Greetings Experts,
We are migrating from AIX to RHEL Linux. I have created a script to verify and report the NULLs and SPACEs in the key columns and duplicates on key combination of "|" delimited set of big files. Following is the code that was successfully running in AIX.
awk -F "|" 'BEGIN { OFS="|" ; null_blank_flag="NO"; duplicate_flag="NO"} {
if (NR == 1) # Header record, get the key column names
{if (substr(FILENAME,length(FILENAME)-6,3) == "abc") { a_key_cols[$1 OFS $2]=$1 "," $2 }
{if (substr(FILENAME,length(FILENAME)-6,3) == "def") { a_key_cols[$1 OFS $2 OFS $3]=$1 "," $2 "," $3}
{if (substr(FILENAME,length(FILENAME)-6,3) == "ghi") { a_key_cols[$1 OFS $2 OFS $3 OFS $4]=$1 "," $2 "," $3 "," $4}
}
if (NR >= 2)
{ if (substr(FILENAME,length(FILENAME)-6,3) == "abc") { a[$1 OFS $2]++ }
{if (substr(FILENAME,length(FILENAME)-6,3) == "def") { a[$1 OFS $2 OFS $3]++ }
{if (substr(FILENAME,length(FILENAME)-6,3) == "ghi") { a[$1 OFS $2 OFS $3 OFS $4]++}
}
}
END { for (i in a) { n=split(i,arry,OFS);
for (k=1;k<=n;k++) {
gsub(" ","",arry[k]);
if ( (! arry[k]) && ( arry[k] != "0" )) { null_blank_flag="YES" } }
if ( a >= 2 ) { duplicate_flag="YES" }
print "Filename " FILENAME " null/blank flag: " null_blank_flag " and duplicate flag: " duplicate_flag
} ' file_name_*.txt
I had to use the condition arry[k] != "0"
because as AWK is treating 0 as NULL and it may be valid value in the file. Please note that the key values change depending on the file name and the key column has SHA_encrypted account numbers like 02djfdf93ikdkjdfkdf3
and 0e123458939393
etc. Please ignore any syntax issues in script as I am not able to copy/paste the working code as it in another machine and the number of characters in the encrypted account_number
When ran this script in Linux, the encrypted account numbers which follows the format 0e[0-9]+
is being interpreted as scientific notation as 0*10 power of [0-9]+
where as in AIX this is interpreted as string itself and doesn't set the null_blank_flag to yes.
**AIX**
echo "abc|0e123456789|xyz|1234|kdkd|dfs" | awk -F "|" '{ if ( ! $2 ) { print $2 " is empty or NULL " } else { print $2 " is not empty "}}'
output: 0e123456789 is not empty
**RHEL LINUX**
echo "abc|0e123456789|xyz|1234|kdkd|dfs" | awk -F "|" '{ if ( ! $2 ) { print $2 " is empty or NULL " } else { print $2 " is not empty "}}'
output: 0e123456789 is empty or NULL
grep
may be a choice and I think I need to read the file twice to check for the null/blank and duplicates on the keys and hence resorted to awk.

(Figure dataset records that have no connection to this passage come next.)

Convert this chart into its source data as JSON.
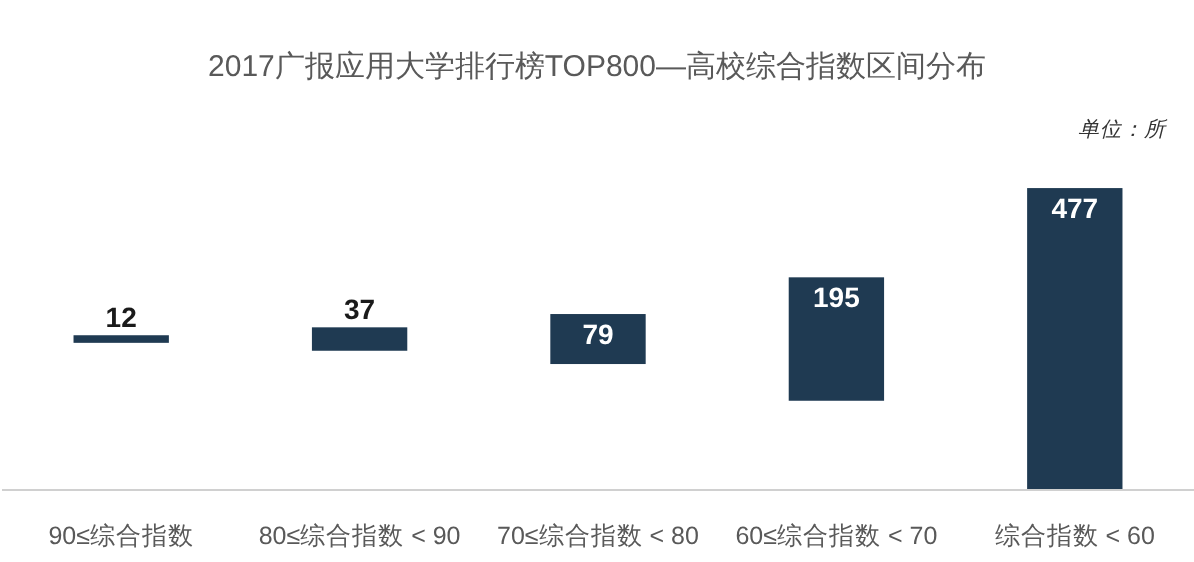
{
  "chart_data": {
    "type": "other",
    "title": "2017广报应用大学排行榜TOP800—高校综合指数区间分布",
    "annotations": [
      "单位：所"
    ],
    "categories": [
      "90≤综合指数",
      "80≤综合指数 < 90",
      "70≤综合指数 < 80",
      "60≤综合指数 < 70",
      "综合指数 < 60"
    ],
    "values": [
      12,
      37,
      79,
      195,
      477
    ],
    "data_labels": true,
    "color": "#1f3a52"
  }
}
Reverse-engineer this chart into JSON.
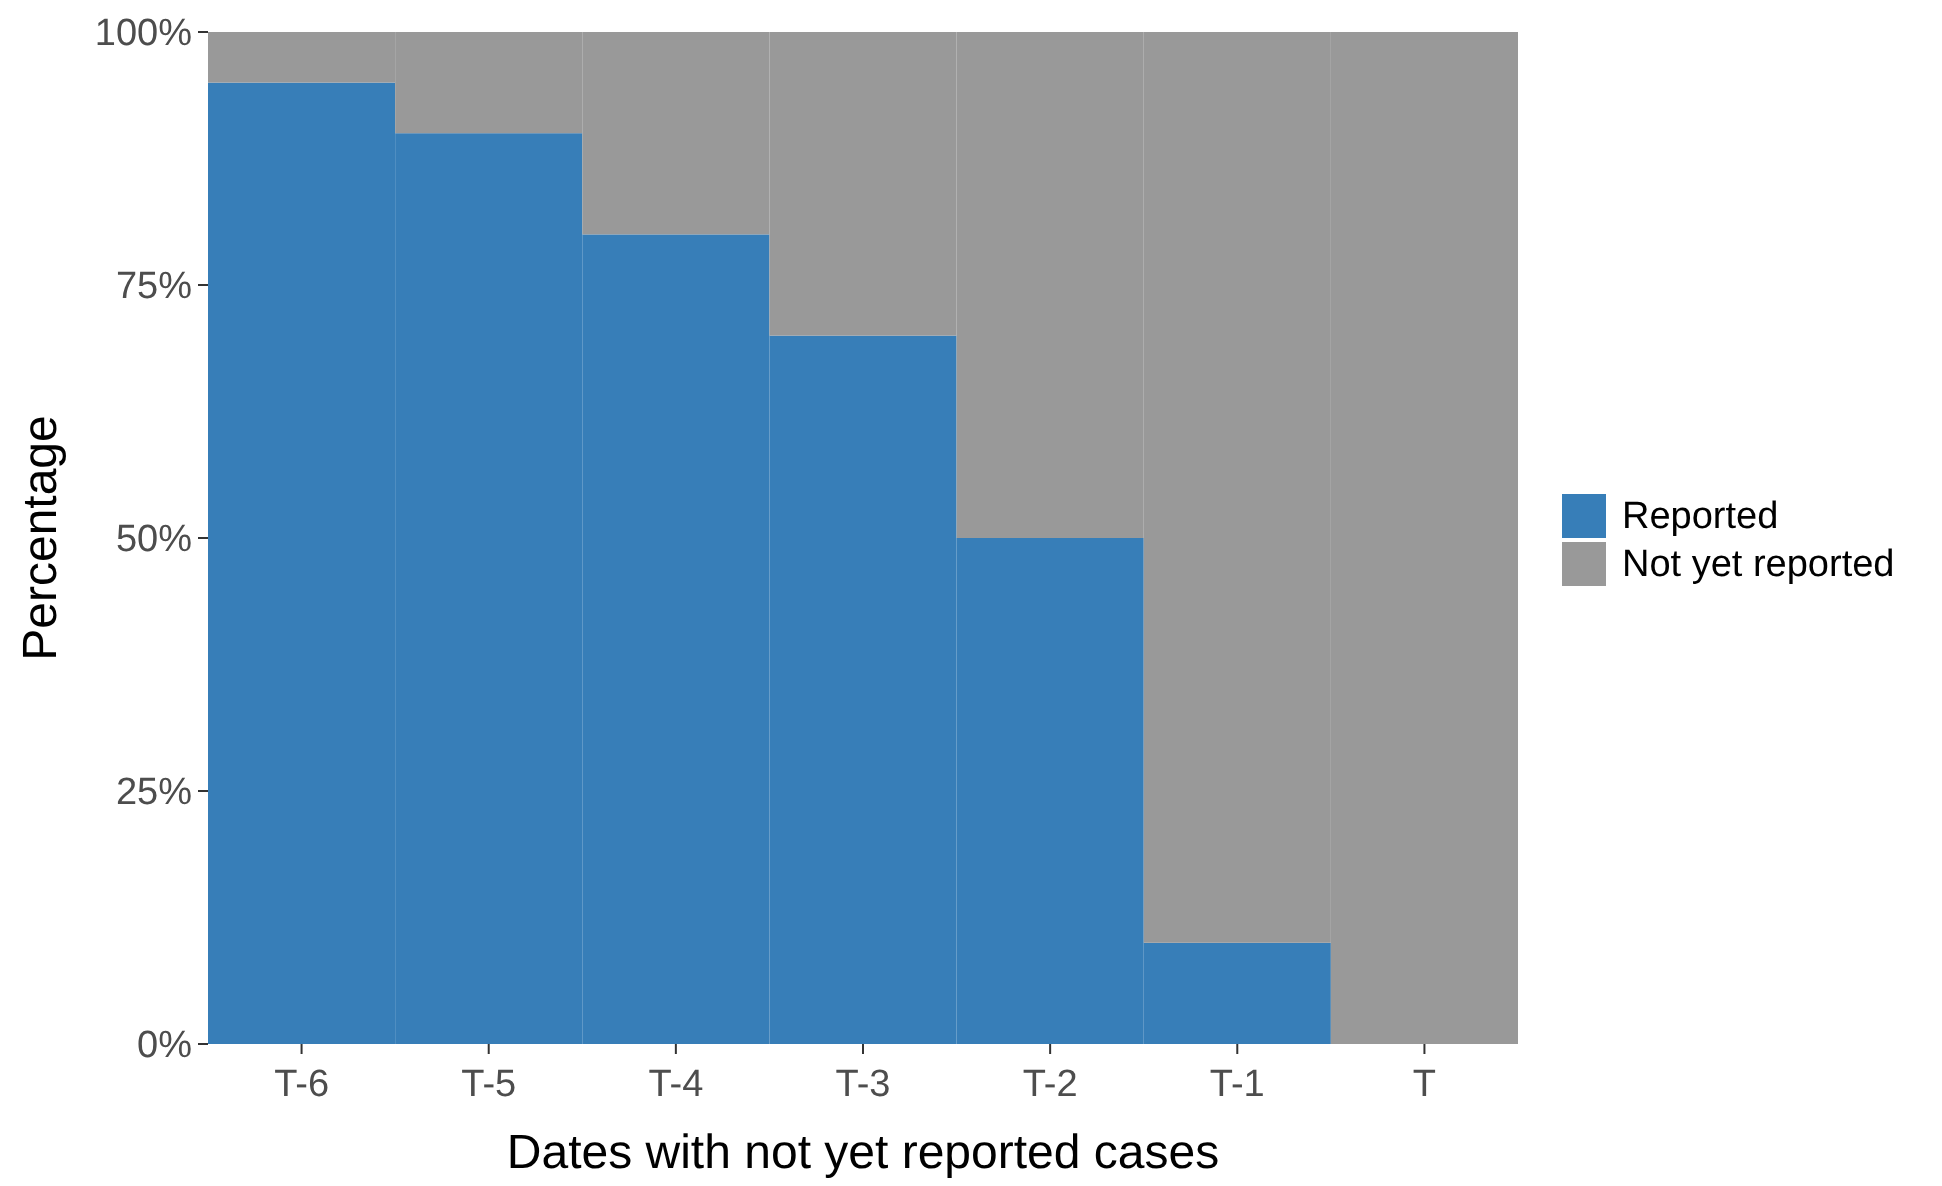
{
  "chart_data": {
    "type": "bar",
    "stacked": true,
    "xlabel": "Dates with not yet reported cases",
    "ylabel": "Percentage",
    "categories": [
      "T-6",
      "T-5",
      "T-4",
      "T-3",
      "T-2",
      "T-1",
      "T"
    ],
    "series": [
      {
        "name": "Reported",
        "color": "#377eb8",
        "values": [
          95,
          90,
          80,
          70,
          50,
          10,
          0
        ]
      },
      {
        "name": "Not yet reported",
        "color": "#999999",
        "values": [
          5,
          10,
          20,
          30,
          50,
          90,
          100
        ]
      }
    ],
    "ylim": [
      0,
      100
    ],
    "yticks": [
      {
        "value": 0,
        "label": "0%"
      },
      {
        "value": 25,
        "label": "25%"
      },
      {
        "value": 50,
        "label": "50%"
      },
      {
        "value": 75,
        "label": "75%"
      },
      {
        "value": 100,
        "label": "100%"
      }
    ],
    "legend": "right"
  }
}
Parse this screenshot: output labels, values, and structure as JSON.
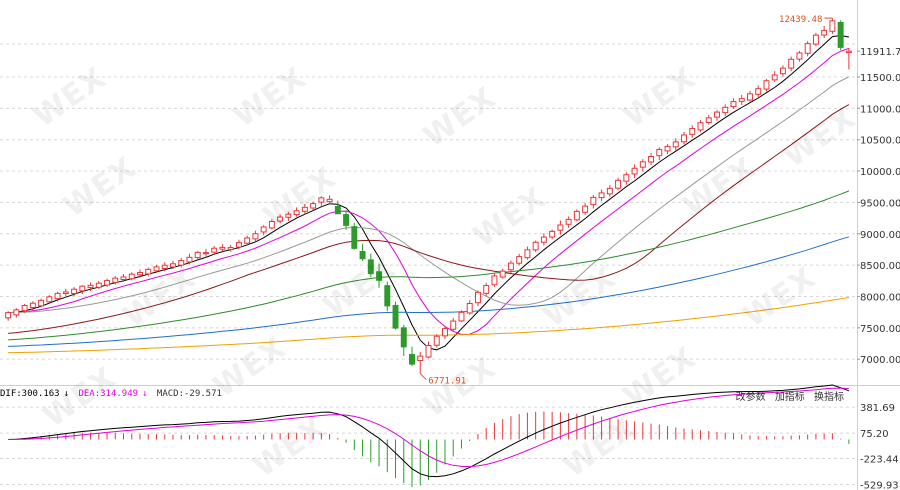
{
  "chart_data": [
    {
      "type": "candlestick",
      "title": "",
      "y_axis_ticks": [
        "11911.73",
        "11500.00",
        "11000.00",
        "10500.00",
        "10000.00",
        "9500.00",
        "9000.00",
        "8500.00",
        "8000.00",
        "7500.00",
        "7000.00"
      ],
      "ylim": [
        6700,
        12600
      ],
      "last_price": 11911.73,
      "annotations": {
        "high_label": "12439.48",
        "low_label": "6771.91"
      },
      "moving_averages": [
        {
          "color": "#000000"
        },
        {
          "color": "#e000e0"
        },
        {
          "color": "#999999"
        },
        {
          "color": "#8b1a1a"
        },
        {
          "color": "#2e8b2e"
        },
        {
          "color": "#1f6fd1"
        },
        {
          "color": "#f0a000"
        }
      ],
      "candles": [
        {
          "o": 7660,
          "h": 7765,
          "l": 7612,
          "c": 7742
        },
        {
          "o": 7706,
          "h": 7813,
          "l": 7662,
          "c": 7787
        },
        {
          "o": 7774,
          "h": 7880,
          "l": 7740,
          "c": 7856
        },
        {
          "o": 7824,
          "h": 7925,
          "l": 7771,
          "c": 7892
        },
        {
          "o": 7851,
          "h": 7967,
          "l": 7828,
          "c": 7938
        },
        {
          "o": 7916,
          "h": 8020,
          "l": 7882,
          "c": 7995
        },
        {
          "o": 7965,
          "h": 8073,
          "l": 7919,
          "c": 8049
        },
        {
          "o": 8048,
          "h": 8123,
          "l": 7981,
          "c": 8072
        },
        {
          "o": 8048,
          "h": 8149,
          "l": 8008,
          "c": 8116
        },
        {
          "o": 8091,
          "h": 8180,
          "l": 8037,
          "c": 8164
        },
        {
          "o": 8142,
          "h": 8223,
          "l": 8087,
          "c": 8178
        },
        {
          "o": 8147,
          "h": 8248,
          "l": 8120,
          "c": 8211
        },
        {
          "o": 8182,
          "h": 8285,
          "l": 8153,
          "c": 8254
        },
        {
          "o": 8225,
          "h": 8325,
          "l": 8191,
          "c": 8292
        },
        {
          "o": 8271,
          "h": 8356,
          "l": 8231,
          "c": 8311
        },
        {
          "o": 8283,
          "h": 8386,
          "l": 8256,
          "c": 8355
        },
        {
          "o": 8345,
          "h": 8430,
          "l": 8300,
          "c": 8382
        },
        {
          "o": 8359,
          "h": 8463,
          "l": 8320,
          "c": 8432
        },
        {
          "o": 8409,
          "h": 8505,
          "l": 8380,
          "c": 8472
        },
        {
          "o": 8447,
          "h": 8545,
          "l": 8401,
          "c": 8498
        },
        {
          "o": 8470,
          "h": 8569,
          "l": 8438,
          "c": 8521
        },
        {
          "o": 8500,
          "h": 8616,
          "l": 8463,
          "c": 8572
        },
        {
          "o": 8550,
          "h": 8680,
          "l": 8511,
          "c": 8624
        },
        {
          "o": 8620,
          "h": 8727,
          "l": 8583,
          "c": 8703
        },
        {
          "o": 8682,
          "h": 8758,
          "l": 8618,
          "c": 8699
        },
        {
          "o": 8708,
          "h": 8805,
          "l": 8664,
          "c": 8769
        },
        {
          "o": 8754,
          "h": 8834,
          "l": 8715,
          "c": 8782
        },
        {
          "o": 8748,
          "h": 8822,
          "l": 8713,
          "c": 8780
        },
        {
          "o": 8788,
          "h": 8905,
          "l": 8750,
          "c": 8859
        },
        {
          "o": 8850,
          "h": 8971,
          "l": 8811,
          "c": 8933
        },
        {
          "o": 8918,
          "h": 9049,
          "l": 8886,
          "c": 9000
        },
        {
          "o": 9029,
          "h": 9135,
          "l": 8976,
          "c": 9108
        },
        {
          "o": 9093,
          "h": 9237,
          "l": 9067,
          "c": 9196
        },
        {
          "o": 9202,
          "h": 9312,
          "l": 9169,
          "c": 9267
        },
        {
          "o": 9263,
          "h": 9351,
          "l": 9202,
          "c": 9312
        },
        {
          "o": 9306,
          "h": 9421,
          "l": 9272,
          "c": 9366
        },
        {
          "o": 9358,
          "h": 9475,
          "l": 9310,
          "c": 9421
        },
        {
          "o": 9411,
          "h": 9515,
          "l": 9374,
          "c": 9481
        },
        {
          "o": 9504,
          "h": 9600,
          "l": 9446,
          "c": 9573
        },
        {
          "o": 9512,
          "h": 9614,
          "l": 9471,
          "c": 9549
        },
        {
          "o": 9435,
          "h": 9527,
          "l": 9316,
          "c": 9319
        },
        {
          "o": 9306,
          "h": 9375,
          "l": 9062,
          "c": 9134
        },
        {
          "o": 9113,
          "h": 9171,
          "l": 8746,
          "c": 8767
        },
        {
          "o": 8718,
          "h": 8840,
          "l": 8566,
          "c": 8602
        },
        {
          "o": 8583,
          "h": 8684,
          "l": 8309,
          "c": 8364
        },
        {
          "o": 8394,
          "h": 8524,
          "l": 8138,
          "c": 8258
        },
        {
          "o": 8173,
          "h": 8237,
          "l": 7764,
          "c": 7850
        },
        {
          "o": 7857,
          "h": 7917,
          "l": 7472,
          "c": 7496
        },
        {
          "o": 7500,
          "h": 7548,
          "l": 7052,
          "c": 7197
        },
        {
          "o": 7074,
          "h": 7198,
          "l": 6889,
          "c": 6922
        },
        {
          "o": 6979,
          "h": 7117,
          "l": 6771,
          "c": 7049
        },
        {
          "o": 7034,
          "h": 7282,
          "l": 7013,
          "c": 7218
        },
        {
          "o": 7223,
          "h": 7398,
          "l": 7185,
          "c": 7366
        },
        {
          "o": 7372,
          "h": 7534,
          "l": 7322,
          "c": 7488
        },
        {
          "o": 7478,
          "h": 7656,
          "l": 7439,
          "c": 7608
        },
        {
          "o": 7610,
          "h": 7779,
          "l": 7590,
          "c": 7747
        },
        {
          "o": 7737,
          "h": 7939,
          "l": 7710,
          "c": 7888
        },
        {
          "o": 7901,
          "h": 8096,
          "l": 7846,
          "c": 8066
        },
        {
          "o": 8050,
          "h": 8218,
          "l": 8004,
          "c": 8174
        },
        {
          "o": 8186,
          "h": 8362,
          "l": 8153,
          "c": 8328
        },
        {
          "o": 8310,
          "h": 8441,
          "l": 8286,
          "c": 8404
        },
        {
          "o": 8426,
          "h": 8573,
          "l": 8368,
          "c": 8532
        },
        {
          "o": 8531,
          "h": 8680,
          "l": 8493,
          "c": 8636
        },
        {
          "o": 8619,
          "h": 8796,
          "l": 8587,
          "c": 8744
        },
        {
          "o": 8744,
          "h": 8891,
          "l": 8707,
          "c": 8865
        },
        {
          "o": 8864,
          "h": 9009,
          "l": 8810,
          "c": 8946
        },
        {
          "o": 8948,
          "h": 9069,
          "l": 8916,
          "c": 9038
        },
        {
          "o": 9057,
          "h": 9212,
          "l": 8984,
          "c": 9140
        },
        {
          "o": 9151,
          "h": 9276,
          "l": 9096,
          "c": 9230
        },
        {
          "o": 9222,
          "h": 9390,
          "l": 9197,
          "c": 9357
        },
        {
          "o": 9342,
          "h": 9491,
          "l": 9297,
          "c": 9441
        },
        {
          "o": 9464,
          "h": 9617,
          "l": 9404,
          "c": 9580
        },
        {
          "o": 9577,
          "h": 9707,
          "l": 9520,
          "c": 9651
        },
        {
          "o": 9636,
          "h": 9778,
          "l": 9592,
          "c": 9724
        },
        {
          "o": 9727,
          "h": 9895,
          "l": 9694,
          "c": 9852
        },
        {
          "o": 9839,
          "h": 9983,
          "l": 9781,
          "c": 9942
        },
        {
          "o": 9954,
          "h": 10107,
          "l": 9889,
          "c": 10044
        },
        {
          "o": 10062,
          "h": 10190,
          "l": 9992,
          "c": 10148
        },
        {
          "o": 10144,
          "h": 10287,
          "l": 10098,
          "c": 10232
        },
        {
          "o": 10245,
          "h": 10378,
          "l": 10173,
          "c": 10345
        },
        {
          "o": 10321,
          "h": 10429,
          "l": 10270,
          "c": 10393
        },
        {
          "o": 10386,
          "h": 10524,
          "l": 10320,
          "c": 10465
        },
        {
          "o": 10467,
          "h": 10624,
          "l": 10425,
          "c": 10575
        },
        {
          "o": 10585,
          "h": 10730,
          "l": 10531,
          "c": 10679
        },
        {
          "o": 10656,
          "h": 10812,
          "l": 10618,
          "c": 10771
        },
        {
          "o": 10774,
          "h": 10896,
          "l": 10741,
          "c": 10848
        },
        {
          "o": 10860,
          "h": 10969,
          "l": 10802,
          "c": 10940
        },
        {
          "o": 10932,
          "h": 11063,
          "l": 10878,
          "c": 11016
        },
        {
          "o": 11028,
          "h": 11159,
          "l": 10991,
          "c": 11108
        },
        {
          "o": 11111,
          "h": 11215,
          "l": 11053,
          "c": 11154
        },
        {
          "o": 11133,
          "h": 11278,
          "l": 11106,
          "c": 11232
        },
        {
          "o": 11224,
          "h": 11366,
          "l": 11180,
          "c": 11313
        },
        {
          "o": 11308,
          "h": 11470,
          "l": 11268,
          "c": 11440
        },
        {
          "o": 11454,
          "h": 11593,
          "l": 11422,
          "c": 11532
        },
        {
          "o": 11552,
          "h": 11684,
          "l": 11506,
          "c": 11641
        },
        {
          "o": 11642,
          "h": 11825,
          "l": 11592,
          "c": 11782
        },
        {
          "o": 11785,
          "h": 11914,
          "l": 11743,
          "c": 11883
        },
        {
          "o": 11878,
          "h": 12073,
          "l": 11829,
          "c": 12032
        },
        {
          "o": 12024,
          "h": 12205,
          "l": 11992,
          "c": 12167
        },
        {
          "o": 12169,
          "h": 12316,
          "l": 12121,
          "c": 12243
        },
        {
          "o": 12229,
          "h": 12439,
          "l": 12184,
          "c": 12396
        },
        {
          "o": 12369,
          "h": 12404,
          "l": 11926,
          "c": 11972
        },
        {
          "o": 11889,
          "h": 11963,
          "l": 11620,
          "c": 11911
        }
      ]
    },
    {
      "type": "macd",
      "labels": [
        {
          "text": "DIF:300.163",
          "color": "#000000"
        },
        {
          "text": "DEA:314.949",
          "color": "#e000e0"
        },
        {
          "text": "MACD:-29.571",
          "color": "#333333"
        }
      ],
      "y_axis_ticks": [
        "381.69",
        "75.20",
        "-223.44",
        "-529.93"
      ],
      "ylim": [
        -560,
        430
      ]
    }
  ],
  "toolbar": {
    "buttons": [
      "改参数",
      "加指标",
      "换指标"
    ]
  },
  "watermark_text": "WEX"
}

As a[$1 OFS $2 OFS $3 OFS $4]++
array index is string for most of the data in the file, I had expected the array index that was built will also be string $1 OFS $2 OFS $3 OFS $4
. Will it change from string to integers even though the first record file entry after header is string. Will the strings convert to integer during the split n=split(i,arry,OFS); ...; arry[k]
The interesting part is the output from the Linux version is also 0e123456789 which confirms that $2 is 0e123456789
. Now where is the issue occurring which transforms $2 value to 0
Can you please explain how to make awk/shell to interpret 0e[0-9]+
as string instead of number. Thank you for your time.